I recently received an email update that Sicko is in the Oscar race for several awards, one of which being the prestigious Best Documentary. Up to this point in his Oscar nomination history, his work has always attracted attention. And it was almost obligatorily so. Any Michael Moore production is stellar work. But alas, it’s always intensely political and controversial. And we Americans don’t like being reminded of what makes us uncomfortable. When Morgan Spurlock’s Supersize Me beat out Fahrenheit 911, I was not surprised. Supersize Me was indeed an important film. I use it in class every year. But politically it was a much safer topic.
2008’s Oscar nominees are not quite so safe. The competitors for best documentary are all pretty inflammatory in themselves. Operation Homecoming depicts actors reading letters from soldiers stationed in Iraq. That’s got to be a poignant expose. If I had a child in Iraq, I’d find it pretty difficult to watch. Taxi to the Dark Side graphically and mercilessly shows US torture methods in Iraq and Afghanistan. I couldn’t watch all of this one. No End in Sight in this Sundance Channel film, we finally hear ex-Bush Sr. administration officials admit the screw ups and poor planning in Desert Storm. Too little too late, I say to the Republican lament and applaud the creators of this documentary.
Michael Moore seems not to even think of these films as competitors. According to his email and website, he looks upon these films and their producers as allies. He took Taxi, Operation Homecoming and No End in Sight three of them to the northern Michigan film festival. We are disappointed that it had to be in the UP. As trolls (what yuppers call those of us who live ‘below the bridge’ ), we did not make the drive to ‘God’s Country’ for this event. I hope my lucky Sault Ste. Marie relatives appreciate what they had up there.
So no matter which films bring home the coveted Academy Awards, we definitely have a selection of important political pieces to explore.
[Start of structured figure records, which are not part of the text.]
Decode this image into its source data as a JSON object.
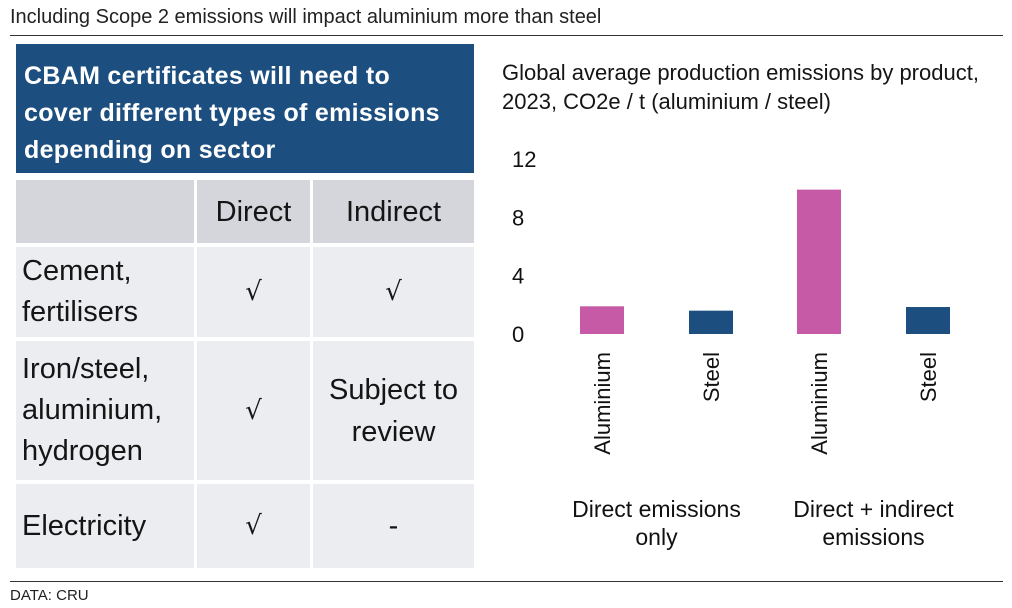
{
  "page": {
    "title": "Including Scope 2 emissions will impact aluminium more than steel",
    "source": "DATA: CRU"
  },
  "cbam": {
    "banner": "CBAM certificates will need to cover different types of emissions depending on sector",
    "table": {
      "headers": [
        "",
        "Direct",
        "Indirect"
      ],
      "rows": [
        {
          "sector": "Cement, fertilisers",
          "direct": "√",
          "indirect": "√"
        },
        {
          "sector": "Iron/steel, aluminium, hydrogen",
          "direct": "√",
          "indirect": "Subject to review"
        },
        {
          "sector": "Electricity",
          "direct": "√",
          "indirect": "-"
        }
      ]
    }
  },
  "chart_data": {
    "type": "bar",
    "title": "Global average production emissions by product, 2023, CO2e / t (aluminium / steel)",
    "xlabel": "",
    "ylabel": "",
    "ylim": [
      0,
      12
    ],
    "yticks": [
      0,
      4,
      8,
      12
    ],
    "grid": false,
    "legend": "none",
    "categories": [
      "Aluminium",
      "Steel",
      "Aluminium",
      "Steel"
    ],
    "groups": [
      {
        "label": "Direct emissions only",
        "categories": [
          0,
          1
        ]
      },
      {
        "label": "Direct + indirect emissions",
        "categories": [
          2,
          3
        ]
      }
    ],
    "values": [
      1.9,
      1.6,
      9.9,
      1.85
    ],
    "colors": [
      "#c65aa6",
      "#1c4f7f",
      "#c65aa6",
      "#1c4f7f"
    ]
  }
}
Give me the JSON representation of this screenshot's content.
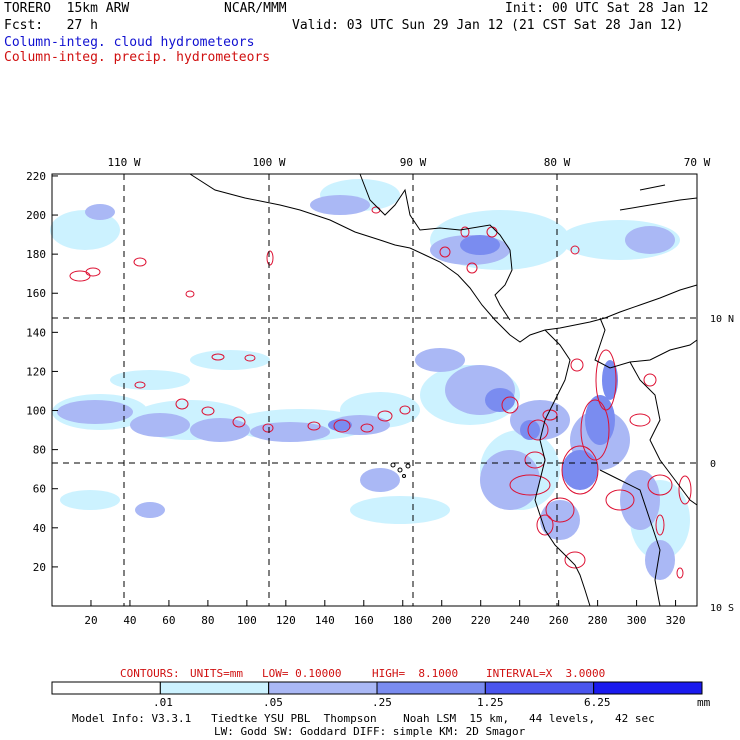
{
  "header": {
    "model": "TORERO  15km ARW",
    "org": "NCAR/MMM",
    "init": "Init: 00 UTC Sat 28 Jan 12",
    "fcst": "Fcst:   27 h",
    "valid": "Valid: 03 UTC Sun 29 Jan 12 (21 CST Sat 28 Jan 12)",
    "field1": "Column-integ. cloud hydrometeors",
    "field2": "Column-integ. precip. hydrometeors"
  },
  "colors": {
    "field1": "#1010d0",
    "field2": "#d01010",
    "coast": "#000000",
    "contour": "#dd1133"
  },
  "map": {
    "lon_labels": [
      "110 W",
      "100 W",
      "90 W",
      "80 W",
      "70 W"
    ],
    "lat_labels": [
      "10 N",
      "0",
      "10 S"
    ],
    "y_ticks": [
      "220",
      "200",
      "180",
      "160",
      "140",
      "120",
      "100",
      "80",
      "60",
      "40",
      "20"
    ],
    "x_ticks": [
      "20",
      "40",
      "60",
      "80",
      "100",
      "120",
      "140",
      "160",
      "180",
      "200",
      "220",
      "240",
      "260",
      "280",
      "300",
      "320"
    ]
  },
  "contours_info": {
    "label": "CONTOURS:",
    "units": "UNITS=mm",
    "low": "LOW= 0.10000",
    "high": "HIGH=  8.1000",
    "interval": "INTERVAL=X  3.0000"
  },
  "colorbar": {
    "units": "mm",
    "labels": [
      ".01",
      ".05",
      ".25",
      "1.25",
      "6.25"
    ],
    "colors": [
      "#ffffff",
      "#ccf2ff",
      "#aab8f5",
      "#7a8cf0",
      "#4a55ee",
      "#1a1aee"
    ]
  },
  "footer": {
    "line1": "Model Info: V3.3.1   Tiedtke YSU PBL  Thompson    Noah LSM  15 km,   44 levels,   42 sec",
    "line2": "LW: Godd SW: Goddard DIFF: simple KM: 2D Smagor"
  }
}
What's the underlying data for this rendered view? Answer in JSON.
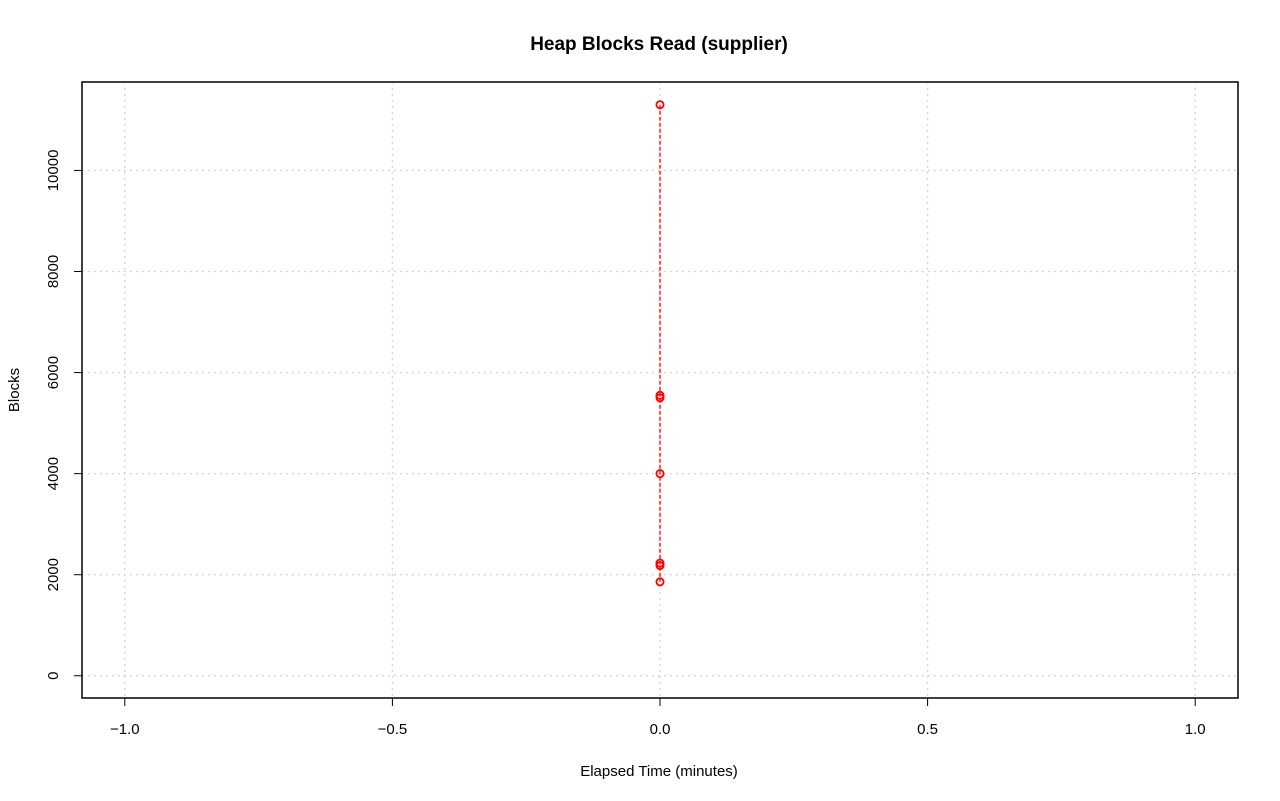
{
  "chart_data": {
    "type": "scatter",
    "title": "Heap Blocks Read (supplier)",
    "xlabel": "Elapsed Time (minutes)",
    "ylabel": "Blocks",
    "xlim": [
      -1.08,
      1.08
    ],
    "ylim": [
      -440,
      11750
    ],
    "x_ticks": [
      -1.0,
      -0.5,
      0.0,
      0.5,
      1.0
    ],
    "x_tick_labels": [
      "−1.0",
      "−0.5",
      "0.0",
      "0.5",
      "1.0"
    ],
    "y_ticks": [
      0,
      2000,
      4000,
      6000,
      8000,
      10000
    ],
    "y_tick_labels": [
      "0",
      "2000",
      "4000",
      "6000",
      "8000",
      "10000"
    ],
    "grid": true,
    "series": [
      {
        "color": "#ff0000",
        "line_style": "dashed",
        "markers": "open-circle",
        "points": [
          {
            "x": 0,
            "y": 11300
          },
          {
            "x": 0,
            "y": 5550
          },
          {
            "x": 0,
            "y": 5500
          },
          {
            "x": 0,
            "y": 4000
          },
          {
            "x": 0,
            "y": 2230
          },
          {
            "x": 0,
            "y": 2180
          },
          {
            "x": 0,
            "y": 1860
          }
        ]
      }
    ]
  }
}
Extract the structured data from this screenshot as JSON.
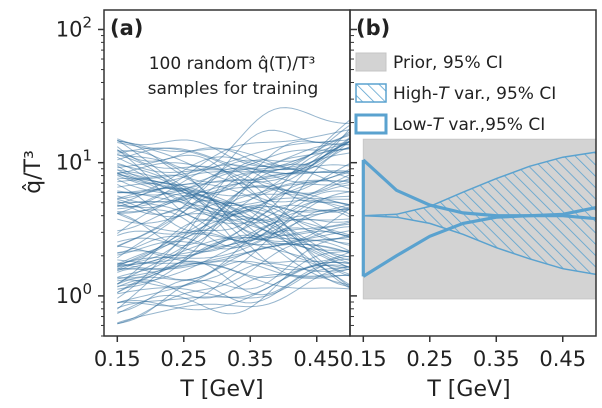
{
  "chart_data": [
    {
      "panel": "a",
      "type": "line",
      "panel_label": "(a)",
      "annotation_line1": "100 random q̂(T)/T³",
      "annotation_line2": "samples for training",
      "xlabel": "T [GeV]",
      "ylabel": "q̂/T³",
      "xlim": [
        0.13,
        0.5
      ],
      "ylim": [
        0.5,
        140
      ],
      "yscale": "log",
      "xticks": [
        0.15,
        0.25,
        0.35,
        0.45
      ],
      "xtick_labels": [
        "0.15",
        "0.25",
        "0.35",
        "0.45"
      ],
      "yticks": [
        1,
        10,
        100
      ],
      "line_color": "#2f6d9e",
      "sample_count": 100,
      "sample_range_at_T_0_15": [
        0.6,
        16
      ],
      "sample_range_at_T_0_50": [
        1.1,
        22
      ]
    },
    {
      "panel": "b",
      "type": "area",
      "panel_label": "(b)",
      "xlabel": "T [GeV]",
      "xlim": [
        0.13,
        0.5
      ],
      "ylim": [
        0.5,
        140
      ],
      "yscale": "log",
      "xticks": [
        0.15,
        0.25,
        0.35,
        0.45
      ],
      "xtick_labels": [
        "0.15",
        "0.25",
        "0.35",
        "0.45"
      ],
      "x": [
        0.15,
        0.2,
        0.25,
        0.3,
        0.35,
        0.4,
        0.45,
        0.5
      ],
      "series": [
        {
          "name": "Prior, 95% CI",
          "style": "filled",
          "color": "#d3d3d3",
          "lower": [
            0.95,
            0.95,
            0.95,
            0.95,
            0.95,
            0.95,
            0.95,
            0.95
          ],
          "upper": [
            15,
            15,
            15,
            15,
            15,
            15,
            15,
            15
          ]
        },
        {
          "name": "High-T var., 95% CI",
          "style": "hatched",
          "color": "#5aa2cf",
          "lower": [
            4.0,
            3.9,
            3.5,
            2.9,
            2.3,
            1.9,
            1.6,
            1.45
          ],
          "upper": [
            4.0,
            4.1,
            4.7,
            6.0,
            7.6,
            9.4,
            11.0,
            12.0
          ]
        },
        {
          "name": "Low-T var.,95% CI",
          "style": "outline",
          "color": "#5aa2cf",
          "lower": [
            1.4,
            2.0,
            2.8,
            3.5,
            3.9,
            4.0,
            4.0,
            3.8
          ],
          "upper": [
            10.5,
            6.2,
            4.8,
            4.2,
            4.0,
            4.0,
            4.1,
            4.6
          ]
        }
      ],
      "legend_labels": [
        "Prior, 95% CI",
        "High-",
        "T",
        " var., 95% CI",
        "Low-",
        "T",
        " var.,95% CI"
      ]
    }
  ]
}
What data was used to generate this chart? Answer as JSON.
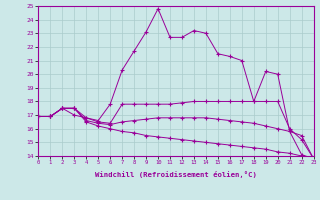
{
  "xlabel": "Windchill (Refroidissement éolien,°C)",
  "xlim": [
    0,
    23
  ],
  "ylim": [
    14,
    25
  ],
  "yticks": [
    14,
    15,
    16,
    17,
    18,
    19,
    20,
    21,
    22,
    23,
    24,
    25
  ],
  "xticks": [
    0,
    1,
    2,
    3,
    4,
    5,
    6,
    7,
    8,
    9,
    10,
    11,
    12,
    13,
    14,
    15,
    16,
    17,
    18,
    19,
    20,
    21,
    22,
    23
  ],
  "bg_color": "#cce8e8",
  "grid_color": "#aacccc",
  "line_color": "#990099",
  "curves": [
    {
      "x": [
        0,
        1,
        2,
        3,
        4,
        5,
        6,
        7,
        8,
        9,
        10,
        11,
        12,
        13,
        14,
        15,
        16,
        17,
        18,
        19,
        20,
        21,
        22,
        23
      ],
      "y": [
        16.9,
        16.9,
        17.5,
        17.0,
        16.8,
        16.6,
        17.8,
        20.3,
        21.7,
        23.1,
        24.8,
        22.7,
        22.7,
        23.2,
        23.0,
        21.5,
        21.3,
        21.0,
        18.0,
        20.2,
        20.0,
        15.8,
        14.1,
        13.8
      ]
    },
    {
      "x": [
        0,
        1,
        2,
        3,
        4,
        5,
        6,
        7,
        8,
        9,
        10,
        11,
        12,
        13,
        14,
        15,
        16,
        17,
        18,
        19,
        20,
        21,
        22,
        23
      ],
      "y": [
        16.9,
        16.9,
        17.5,
        17.5,
        16.8,
        16.5,
        16.4,
        17.8,
        17.8,
        17.8,
        17.8,
        17.8,
        17.9,
        18.0,
        18.0,
        18.0,
        18.0,
        18.0,
        18.0,
        18.0,
        18.0,
        16.0,
        15.2,
        13.8
      ]
    },
    {
      "x": [
        0,
        1,
        2,
        3,
        4,
        5,
        6,
        7,
        8,
        9,
        10,
        11,
        12,
        13,
        14,
        15,
        16,
        17,
        18,
        19,
        20,
        21,
        22,
        23
      ],
      "y": [
        16.9,
        16.9,
        17.5,
        17.5,
        16.6,
        16.4,
        16.3,
        16.5,
        16.6,
        16.7,
        16.8,
        16.8,
        16.8,
        16.8,
        16.8,
        16.7,
        16.6,
        16.5,
        16.4,
        16.2,
        16.0,
        15.8,
        15.5,
        13.8
      ]
    },
    {
      "x": [
        0,
        1,
        2,
        3,
        4,
        5,
        6,
        7,
        8,
        9,
        10,
        11,
        12,
        13,
        14,
        15,
        16,
        17,
        18,
        19,
        20,
        21,
        22,
        23
      ],
      "y": [
        16.9,
        16.9,
        17.5,
        17.5,
        16.5,
        16.2,
        16.0,
        15.8,
        15.7,
        15.5,
        15.4,
        15.3,
        15.2,
        15.1,
        15.0,
        14.9,
        14.8,
        14.7,
        14.6,
        14.5,
        14.3,
        14.2,
        14.0,
        13.8
      ]
    }
  ]
}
Unfortunately, as Michael Moore says, not all of the documentaries have the distribution they deserve. ‘Sicko’ gets my vote at least for best director, because it exposes an area of our lives in America that all of us must face at some point or another: health care. Sicko, although some what tongue in cheek in parts brings home so much information about a system that we who live, work and interact in everyday, yet know so little about. It’s like we are all islands when it comes to health care. Most all of us have suffered our own abuses at the hands of this industry, yet we keep silent and know very little about each others sufferings.